Assuming that you are running the Kazza on a Internal windows machine the
POSTROUTING should handle all of the out going of the Kazza Client...
hmmm . . . I revised my rule set recently using the iptables tutorial by Oskar Andreasson as a guide, and he recommends again doing any filtering in the nat tables.
http://iptables-tutorial.frozentux.net/chunkyhtml/traversingoftables.html#TRAVERSINGGENERAL
what is probably not making it through is the returning connection attempts of the Kazza servers? In which case... you shouldn't be using FORWARD lines at all sinnce these are supposedly destined for the local machine(as in the Linux box itself and not anything in your lan).
If you look further down in the link I posted, there is a diagram that shows INPUT going to the localhost and the FORWARD being used for packets destined for other hosts. Hmmm again . . . :-)
Absolutely! That's what makes this an issue for me. I can't nail down the ports Kazaa needs and the more I open up the less protection I have. I need to find a better strategy and I'm open to suggestions.What I think is needed here is the PREROUTING of a range or specific ports. I think this will solve your problem for Kazza but it offers very little as in the way of security for those ports.

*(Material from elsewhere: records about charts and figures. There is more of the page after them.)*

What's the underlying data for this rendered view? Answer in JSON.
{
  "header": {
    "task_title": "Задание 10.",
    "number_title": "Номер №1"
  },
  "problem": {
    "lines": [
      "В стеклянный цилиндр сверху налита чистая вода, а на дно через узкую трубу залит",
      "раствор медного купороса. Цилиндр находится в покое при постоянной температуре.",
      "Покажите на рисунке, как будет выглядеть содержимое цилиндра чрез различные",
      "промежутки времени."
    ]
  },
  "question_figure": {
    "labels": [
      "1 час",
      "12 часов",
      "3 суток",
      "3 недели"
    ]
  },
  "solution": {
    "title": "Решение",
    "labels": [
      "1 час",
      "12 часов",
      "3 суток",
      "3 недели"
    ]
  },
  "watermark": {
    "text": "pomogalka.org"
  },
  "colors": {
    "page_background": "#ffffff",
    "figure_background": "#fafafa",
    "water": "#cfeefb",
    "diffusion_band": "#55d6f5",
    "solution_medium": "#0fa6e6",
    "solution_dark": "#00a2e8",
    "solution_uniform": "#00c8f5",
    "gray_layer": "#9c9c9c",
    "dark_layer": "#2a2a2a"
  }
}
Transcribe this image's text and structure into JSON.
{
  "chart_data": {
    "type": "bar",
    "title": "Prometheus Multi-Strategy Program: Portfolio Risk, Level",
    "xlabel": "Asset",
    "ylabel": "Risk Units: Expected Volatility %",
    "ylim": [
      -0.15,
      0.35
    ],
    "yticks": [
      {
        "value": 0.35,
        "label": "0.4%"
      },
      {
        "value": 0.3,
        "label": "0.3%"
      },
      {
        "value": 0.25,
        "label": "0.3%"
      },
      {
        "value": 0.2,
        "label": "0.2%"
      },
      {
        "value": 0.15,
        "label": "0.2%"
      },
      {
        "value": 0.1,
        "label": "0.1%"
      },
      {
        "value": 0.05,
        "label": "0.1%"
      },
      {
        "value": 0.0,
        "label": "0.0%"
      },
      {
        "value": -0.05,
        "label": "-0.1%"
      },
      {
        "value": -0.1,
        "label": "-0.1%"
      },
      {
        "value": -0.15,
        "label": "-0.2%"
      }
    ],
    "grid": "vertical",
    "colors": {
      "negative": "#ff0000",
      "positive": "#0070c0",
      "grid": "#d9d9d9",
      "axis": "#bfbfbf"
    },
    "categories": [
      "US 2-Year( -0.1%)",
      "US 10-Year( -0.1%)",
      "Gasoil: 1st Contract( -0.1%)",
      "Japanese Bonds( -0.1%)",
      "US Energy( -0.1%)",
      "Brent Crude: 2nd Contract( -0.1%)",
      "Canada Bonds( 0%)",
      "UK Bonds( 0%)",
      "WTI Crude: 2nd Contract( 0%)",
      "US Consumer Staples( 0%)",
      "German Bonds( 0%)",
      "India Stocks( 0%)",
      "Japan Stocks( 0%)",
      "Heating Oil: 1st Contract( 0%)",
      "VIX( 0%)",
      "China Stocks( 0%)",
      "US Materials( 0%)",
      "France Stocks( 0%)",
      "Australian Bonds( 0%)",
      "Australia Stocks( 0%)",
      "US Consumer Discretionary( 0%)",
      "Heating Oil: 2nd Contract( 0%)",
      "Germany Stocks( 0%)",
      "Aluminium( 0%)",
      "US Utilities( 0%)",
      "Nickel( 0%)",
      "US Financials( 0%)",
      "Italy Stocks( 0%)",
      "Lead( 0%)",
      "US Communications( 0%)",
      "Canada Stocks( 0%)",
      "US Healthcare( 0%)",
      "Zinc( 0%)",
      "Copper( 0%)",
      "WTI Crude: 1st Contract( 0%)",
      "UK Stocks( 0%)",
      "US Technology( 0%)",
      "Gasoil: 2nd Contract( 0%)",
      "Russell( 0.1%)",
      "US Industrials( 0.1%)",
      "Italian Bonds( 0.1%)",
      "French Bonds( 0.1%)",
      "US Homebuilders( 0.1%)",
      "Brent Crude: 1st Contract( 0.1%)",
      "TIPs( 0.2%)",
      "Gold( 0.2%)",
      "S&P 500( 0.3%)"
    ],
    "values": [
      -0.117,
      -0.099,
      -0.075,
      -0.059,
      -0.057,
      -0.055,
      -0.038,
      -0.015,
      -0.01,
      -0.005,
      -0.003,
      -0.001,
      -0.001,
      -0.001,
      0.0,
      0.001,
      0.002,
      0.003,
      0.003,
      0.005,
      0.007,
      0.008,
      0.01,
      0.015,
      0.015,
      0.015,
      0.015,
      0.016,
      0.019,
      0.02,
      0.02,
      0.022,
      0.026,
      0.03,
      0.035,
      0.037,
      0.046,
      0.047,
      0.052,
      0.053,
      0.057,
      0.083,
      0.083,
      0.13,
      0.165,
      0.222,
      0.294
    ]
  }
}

An example of this is when I used to run my Half-Life Deadicated Server on my internal Windows Machine I used a PREROUTING line such as...
iptables -t nat -A PREROUTING -p udp --dport 27015 -i eth0 -j DNAT --to-destination 192.168.1.25:27015
While my scenerio was alot simpler than yours it's similar I think. Your problem will be of course finding the range of ports. I would also say take note of the use of limiting it to one protocol(if you can). Better to have a straw open to the world than a big ol sewer pipe!